David G. Smith PE PLS
Synergist Technology Group, Inc.
570.280.6763


-----Original Message-----
From: [email protected]
[mailto:[email protected]] On Behalf Of Andrew Turner
Sent: Friday, January 02, 2009 9:41 AM
To: [email protected]
Subject: [Geowanking] hacking an interactive globe (smart globe)?

On Dec 30, 2008, at 2:53 PM, Michael Lenczner wrote:

> http://www2.oregonscientific.com/shop/product.asp?cid=8&scid=105&pid=7
> 48
>
> My sister's kids just got one of these for the holidays. It's an 
> interactive globe for education purposes that is "internet updateable"
> via USB with new packages from the company for a fee.  It would be 
> really neat to display other info on it.  I haven't found any other 
> info online about people playing with it.  Anybody know anything?

This looks intriguing, and potential in the way that the RoboSapien was for
hacking. However, I can easily imagine this "internet update"
is an unique, binary format that would be difficult to repurpose.

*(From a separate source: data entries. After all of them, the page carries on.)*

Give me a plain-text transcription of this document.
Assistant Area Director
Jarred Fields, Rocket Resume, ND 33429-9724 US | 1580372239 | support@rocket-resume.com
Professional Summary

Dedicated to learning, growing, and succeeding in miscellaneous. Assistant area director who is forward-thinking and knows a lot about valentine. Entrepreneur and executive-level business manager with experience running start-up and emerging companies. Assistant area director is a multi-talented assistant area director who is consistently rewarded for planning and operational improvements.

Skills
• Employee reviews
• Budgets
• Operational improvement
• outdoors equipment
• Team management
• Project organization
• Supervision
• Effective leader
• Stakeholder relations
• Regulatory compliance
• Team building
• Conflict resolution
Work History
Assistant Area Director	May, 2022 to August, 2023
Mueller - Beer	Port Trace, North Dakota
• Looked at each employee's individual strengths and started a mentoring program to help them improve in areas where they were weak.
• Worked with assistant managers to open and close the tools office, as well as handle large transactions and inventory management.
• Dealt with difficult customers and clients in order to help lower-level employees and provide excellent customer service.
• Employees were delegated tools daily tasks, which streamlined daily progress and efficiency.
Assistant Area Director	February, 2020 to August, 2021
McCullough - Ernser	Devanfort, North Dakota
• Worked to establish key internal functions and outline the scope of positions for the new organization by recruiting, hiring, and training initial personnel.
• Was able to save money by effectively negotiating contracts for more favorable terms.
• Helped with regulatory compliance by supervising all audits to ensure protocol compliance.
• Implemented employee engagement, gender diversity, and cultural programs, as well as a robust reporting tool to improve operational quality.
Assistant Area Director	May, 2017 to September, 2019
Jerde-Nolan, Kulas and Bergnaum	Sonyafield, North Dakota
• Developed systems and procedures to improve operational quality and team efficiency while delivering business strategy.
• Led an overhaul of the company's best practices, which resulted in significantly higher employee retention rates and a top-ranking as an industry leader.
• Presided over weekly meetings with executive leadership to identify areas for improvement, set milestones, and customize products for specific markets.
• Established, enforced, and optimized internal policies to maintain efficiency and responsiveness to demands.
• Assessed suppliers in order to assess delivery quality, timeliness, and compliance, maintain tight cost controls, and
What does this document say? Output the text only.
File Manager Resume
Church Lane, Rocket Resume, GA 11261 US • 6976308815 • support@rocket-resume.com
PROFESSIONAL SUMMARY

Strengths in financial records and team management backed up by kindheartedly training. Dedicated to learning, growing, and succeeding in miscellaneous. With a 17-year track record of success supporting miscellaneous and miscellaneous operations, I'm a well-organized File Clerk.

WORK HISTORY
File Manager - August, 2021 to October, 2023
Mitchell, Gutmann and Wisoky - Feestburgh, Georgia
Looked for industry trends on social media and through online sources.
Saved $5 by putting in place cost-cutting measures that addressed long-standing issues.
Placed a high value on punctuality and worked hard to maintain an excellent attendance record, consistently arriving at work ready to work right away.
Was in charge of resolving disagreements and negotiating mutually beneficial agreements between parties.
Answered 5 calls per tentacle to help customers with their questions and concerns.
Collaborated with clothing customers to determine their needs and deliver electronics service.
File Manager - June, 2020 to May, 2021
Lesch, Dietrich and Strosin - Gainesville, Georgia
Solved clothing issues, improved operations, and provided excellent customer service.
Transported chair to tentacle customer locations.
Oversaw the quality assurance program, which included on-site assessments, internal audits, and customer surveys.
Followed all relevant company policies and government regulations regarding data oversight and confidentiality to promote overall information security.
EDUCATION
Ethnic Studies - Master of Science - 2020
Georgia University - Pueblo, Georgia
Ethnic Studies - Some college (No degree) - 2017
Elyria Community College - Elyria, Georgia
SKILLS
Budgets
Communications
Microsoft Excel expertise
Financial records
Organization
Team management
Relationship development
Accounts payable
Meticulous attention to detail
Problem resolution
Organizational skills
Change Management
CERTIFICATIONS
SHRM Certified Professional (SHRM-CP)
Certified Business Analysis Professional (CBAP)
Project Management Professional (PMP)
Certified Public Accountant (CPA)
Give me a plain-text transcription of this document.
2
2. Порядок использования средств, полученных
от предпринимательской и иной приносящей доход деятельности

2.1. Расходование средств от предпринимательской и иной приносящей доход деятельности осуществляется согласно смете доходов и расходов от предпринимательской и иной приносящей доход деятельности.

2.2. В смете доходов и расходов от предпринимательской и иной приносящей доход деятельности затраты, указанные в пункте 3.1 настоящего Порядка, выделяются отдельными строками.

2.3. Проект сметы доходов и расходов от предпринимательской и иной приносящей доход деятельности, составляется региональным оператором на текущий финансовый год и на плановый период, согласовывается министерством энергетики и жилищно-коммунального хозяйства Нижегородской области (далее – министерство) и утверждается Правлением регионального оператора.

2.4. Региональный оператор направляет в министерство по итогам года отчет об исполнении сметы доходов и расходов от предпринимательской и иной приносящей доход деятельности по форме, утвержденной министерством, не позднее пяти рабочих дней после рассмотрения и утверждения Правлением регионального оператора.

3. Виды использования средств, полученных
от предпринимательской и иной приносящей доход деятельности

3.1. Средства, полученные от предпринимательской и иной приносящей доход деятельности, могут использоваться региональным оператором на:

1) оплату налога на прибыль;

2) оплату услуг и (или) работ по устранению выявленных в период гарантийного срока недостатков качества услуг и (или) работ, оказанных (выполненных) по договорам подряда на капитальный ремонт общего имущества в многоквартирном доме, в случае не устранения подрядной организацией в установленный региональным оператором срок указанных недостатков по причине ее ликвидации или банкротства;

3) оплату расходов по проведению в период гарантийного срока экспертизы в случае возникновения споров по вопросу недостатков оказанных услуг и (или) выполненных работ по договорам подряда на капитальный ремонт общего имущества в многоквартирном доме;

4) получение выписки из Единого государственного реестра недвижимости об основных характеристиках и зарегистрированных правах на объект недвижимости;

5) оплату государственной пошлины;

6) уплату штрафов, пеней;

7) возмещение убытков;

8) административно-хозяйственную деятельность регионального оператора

 I recently saw the "Science on a Sphere" at NASA Goddard
(http://sos.noaa.gov/). It's powered by essentially a movie clip of
individual images in spherical projection, and controlled with a WiiMote -
but no real interactivity. It seems possible to create a spherical
projection using a upwards facing projector into a globe with some optics.
The 3D equivalent of the long-time-in-coming touch-tables.